Opinion : Gestion des déchets

Ne jetons pas le bébé avec l’eau du BAPE

Je m’excuse d’avance, car le début de ce texte ne sera pas doux : au Québec, notre gestion des déchets constitue un grand échec collectif. Heureusement, nous ne sommes pas condamnés à enfouir notre tête dans le sable… et nos déchets dans des sites d’enfouissement toujours plus grands.

Ça tombe bien, car le 25 mai prochain débuteront les audiences publiques du BAPE sur l’état des lieux et l’élimination des résidus ultimes au Québec. Ça sonne bien compliqué dit comme ça, mais c’est un peu comme le SuperBowl de ceux qui suivent ce dossier depuis de nombreuses années. Et ça devrait aussi tous nous préoccuper en tant que citoyens.

Pourquoi faut-il s’en mêler ? Parce que le ministère de l’Environnement a récemment accordé des autorisations pour augmenter la capacité des sites d’enfouissement et parce qu’on ne réussit pas collectivement à réduire la quantité de déchets qui sont enfouis et incinérés.

Bref, on estime encore que le problème demeure de savoir comment on va gérer nos déchets plutôt que de se demander pourquoi on en produit autant et comment faire pour que ça cesse. On continue de s’intéresser aux symptômes plutôt qu’à la maladie elle-même.

Nourrir la bête

On a tous déjà aperçu ces statistiques désolantes qui illustrent fort bien le chemin qu’il reste à parcourir. Par exemple, que 21 % des matières envoyées à l’élimination sont recyclables.

Ou encore, qu’on jette 1,5 million de tonnes de matières organiques par année ou qu’on gaspille tant d’aliments, et ce, quatre fois sur cinq tout au long de la chaîne de production et de distribution.

Ou sinon que 95 % des vêtements et tissus éliminés sont encore en état d’être portés : que sur les 287 000 tonnes qui ont été envoyées à l’élimination en 2019-2020, 272 650 tonnes auraient pu être réemployées.

Pourquoi jette-t-on donc autant ? Réponse courte : parce que c’est encore plus facile et moins cher de jeter que de réemployer et de recycler. Là est le nœud du problème.

Et ça coûte moins cher dans les mégasites d’enfouissement, dont on autorise des agrandissements, parce qu’il faut des déchets pour « nourrir la bête ». Mais ces déchets, ce sont aussi des meubles en bois qui pourraient être passés d’une génération à l’autre, des grille-pains qu’on pourrait réparer, des vêtements encore neufs qui ont été produits à grands coûts humains et environnementaux.

Ce BAPE est une occasion en or de regarder cette triste réalité dans les yeux, mais surtout de se retrousser les manches et de s’attaquer au problème.

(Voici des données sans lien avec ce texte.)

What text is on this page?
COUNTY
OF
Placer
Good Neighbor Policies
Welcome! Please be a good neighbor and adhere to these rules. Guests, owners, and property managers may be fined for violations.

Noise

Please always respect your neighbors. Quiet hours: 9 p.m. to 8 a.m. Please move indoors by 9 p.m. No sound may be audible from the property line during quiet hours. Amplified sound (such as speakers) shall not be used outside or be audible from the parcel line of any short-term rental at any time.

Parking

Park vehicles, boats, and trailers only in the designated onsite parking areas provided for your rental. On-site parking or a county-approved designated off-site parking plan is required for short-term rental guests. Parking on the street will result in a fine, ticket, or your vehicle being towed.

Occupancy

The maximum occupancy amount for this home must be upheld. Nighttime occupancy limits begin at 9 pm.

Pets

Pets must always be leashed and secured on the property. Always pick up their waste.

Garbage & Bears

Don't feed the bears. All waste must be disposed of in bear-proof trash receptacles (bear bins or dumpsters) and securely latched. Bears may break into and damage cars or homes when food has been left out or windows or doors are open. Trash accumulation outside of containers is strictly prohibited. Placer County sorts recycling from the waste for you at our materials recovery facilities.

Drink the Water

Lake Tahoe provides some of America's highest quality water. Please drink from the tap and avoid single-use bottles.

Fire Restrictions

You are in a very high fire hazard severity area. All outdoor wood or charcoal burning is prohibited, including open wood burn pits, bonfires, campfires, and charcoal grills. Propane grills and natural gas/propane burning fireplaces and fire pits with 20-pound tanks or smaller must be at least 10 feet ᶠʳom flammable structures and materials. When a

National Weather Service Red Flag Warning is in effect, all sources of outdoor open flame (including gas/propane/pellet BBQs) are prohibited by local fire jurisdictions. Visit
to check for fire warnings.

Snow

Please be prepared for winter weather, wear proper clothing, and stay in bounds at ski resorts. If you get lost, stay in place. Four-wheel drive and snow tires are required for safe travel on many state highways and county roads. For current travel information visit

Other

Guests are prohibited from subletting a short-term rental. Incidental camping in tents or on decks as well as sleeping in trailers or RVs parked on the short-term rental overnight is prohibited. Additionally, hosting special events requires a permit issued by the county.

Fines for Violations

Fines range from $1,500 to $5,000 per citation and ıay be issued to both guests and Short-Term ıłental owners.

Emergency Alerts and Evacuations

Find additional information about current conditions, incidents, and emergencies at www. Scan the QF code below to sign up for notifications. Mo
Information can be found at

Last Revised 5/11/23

Donnons un break aux individus

Ce que ce BAPE a aussi d’intéressant, c’est qu’il s’agit d’un exercice important pour proposer des solutions qui dépassent le simple rôle citoyen.

Avant de demander aux gens de faire mieux, il faudrait d’abord que d’autres franges de la société y mettent du leur. Après tout, plus de 50 % des matières qu’on élimine proviennent des entreprises et des institutions de même que du secteur de la construction/rénovation/démolition.

Il faut cesser de simplement tenir la population responsable des problèmes systémiques auxquels les institutions doivent travailler en priorité. Ce n’est pas uniquement Marcel qui recycle, Aurélie qui fait du zéro déchet ou Chantale qui composte qui vont faire le poids contre de tels chiffres.

Redéfinir « le neu’ pousse le vieux »

ll est donc temps qu’on arrête de se mentir collectivement : nos modes de production et de consommation doivent changer parce qu’ils ne sont tout simplement pas soutenables. D’ailleurs, la date à laquelle l’humanité a consommé toutes les ressources naturelles que la Terre peut produire en un an – le jour du dépassement – serait le 18 mars si tout le monde se collait au rythme du Canada. Cette année, au niveau mondial, cette date est le 22 août. C’est complètement insensé !

Il n’y a pas de raccourci dans l’équation d’un monde où l’on produit moins de déchets : il faut réduire à la source les objets et les emballages dont on n’a pas besoin, valoriser le réemploi et les produits d'occasion et rendre accessible la réparation partout sur le territoire.

Pour y arriver, il nous faudra du courage politique. Ça prendra aussi des lois contraignantes et du soutien financier.

« Le neu’ pousse le vieux », qu’ils disent. Si le dicton ne devrait plus s’appliquer à notre manière de consommer, il devra certainement se transposer aux idées et actions pour développer un système de gestion des matières résiduelles qui nous rendra fiers.

Les nouvelles manières de faire, le neu’, doivent en effet nous permettre de reléguer au passé les vieilles façons de s’attaquer à cette problématique complexe.